Tobacco-Free Kids (TFK) Campaign representative Malik Imran told Dawn the governments were running ad hoc policies against the use of tobacco products that increased health cost to Rs192bn.
He said the anti-tobacco organisations were campaigning to increase taxation on tobacco products because Pakistan had the lowest cost of tobacco items in the world and the masses could easily afford them. He said under the laws, sale, promotion and display of tobacco products was banned in the country but he could see the students of most prestigious educational institutes smoking in the campuses.
He said although the educational institutes had banned sale of tobacco products on their campuses but it was not enough and they should completely ban smoking and use of tobacco products on campuses and in hostels.
Mr Imran said introducing graphic image on the cigarette packs did not bring about any change and people did not leave smoking.
“We have conducted survey and found that increasing graphic image to 60pc of the pack resulted in reducing 8pc consumption of tobacco,” he informed.
He said the graphic images on the cigarette packets had created deterrence among the children/new users who stopped doing so after seeing the result on the packet.

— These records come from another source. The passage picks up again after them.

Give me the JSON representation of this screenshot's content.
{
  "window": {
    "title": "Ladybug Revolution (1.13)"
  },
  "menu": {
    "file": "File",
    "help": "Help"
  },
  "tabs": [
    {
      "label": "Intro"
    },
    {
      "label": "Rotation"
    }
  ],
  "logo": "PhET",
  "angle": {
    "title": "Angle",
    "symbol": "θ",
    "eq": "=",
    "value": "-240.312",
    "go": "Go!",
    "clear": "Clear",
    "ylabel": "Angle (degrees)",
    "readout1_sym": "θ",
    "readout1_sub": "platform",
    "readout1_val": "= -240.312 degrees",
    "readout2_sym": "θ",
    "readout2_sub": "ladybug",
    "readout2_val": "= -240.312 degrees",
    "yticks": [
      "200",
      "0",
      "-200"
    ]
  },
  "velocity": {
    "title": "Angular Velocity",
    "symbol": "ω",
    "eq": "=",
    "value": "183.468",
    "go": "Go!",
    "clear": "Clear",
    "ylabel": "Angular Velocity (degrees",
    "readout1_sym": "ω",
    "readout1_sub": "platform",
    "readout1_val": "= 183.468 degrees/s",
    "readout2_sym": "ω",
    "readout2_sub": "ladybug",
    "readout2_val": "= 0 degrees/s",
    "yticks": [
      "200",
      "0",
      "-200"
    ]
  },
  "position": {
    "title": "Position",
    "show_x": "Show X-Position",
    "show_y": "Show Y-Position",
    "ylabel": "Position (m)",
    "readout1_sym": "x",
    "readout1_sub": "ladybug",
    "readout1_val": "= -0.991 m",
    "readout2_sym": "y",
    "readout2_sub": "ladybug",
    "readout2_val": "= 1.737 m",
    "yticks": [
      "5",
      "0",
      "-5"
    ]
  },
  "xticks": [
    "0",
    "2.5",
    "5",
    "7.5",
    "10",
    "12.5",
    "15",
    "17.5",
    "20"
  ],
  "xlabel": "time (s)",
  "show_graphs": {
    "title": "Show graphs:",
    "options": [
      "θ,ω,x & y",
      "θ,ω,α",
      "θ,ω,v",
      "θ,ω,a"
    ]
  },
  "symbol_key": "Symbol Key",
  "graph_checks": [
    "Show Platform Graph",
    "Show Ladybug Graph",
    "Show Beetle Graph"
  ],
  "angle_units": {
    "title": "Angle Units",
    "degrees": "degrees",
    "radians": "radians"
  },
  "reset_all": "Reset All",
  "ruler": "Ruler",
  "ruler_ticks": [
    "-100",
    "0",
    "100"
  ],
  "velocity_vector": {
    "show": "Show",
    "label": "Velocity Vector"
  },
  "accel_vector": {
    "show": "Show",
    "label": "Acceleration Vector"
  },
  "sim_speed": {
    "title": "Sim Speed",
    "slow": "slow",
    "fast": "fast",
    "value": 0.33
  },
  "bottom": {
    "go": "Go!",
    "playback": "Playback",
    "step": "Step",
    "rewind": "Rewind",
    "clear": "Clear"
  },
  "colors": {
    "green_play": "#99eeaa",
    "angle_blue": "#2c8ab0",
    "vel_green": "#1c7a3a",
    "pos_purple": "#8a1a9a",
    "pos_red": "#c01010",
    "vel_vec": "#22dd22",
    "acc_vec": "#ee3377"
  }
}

Hassan Shehzad, who teaches the media and communications at a public university, said he had conducted surveys on on-campus smoking and the most common cause was easy availability of tobacco.
“Smokers form a company, especially in hostels, and non-smokers are attracted to this company.”
Shehzad suggested that university administrations should digitise hostels, which would help making them make the hostels smoke-free in addition to countering many other ills. He said the government should increase taxes on cigarettes so that their price was enhanced, beyond the purchasing power of youngsters.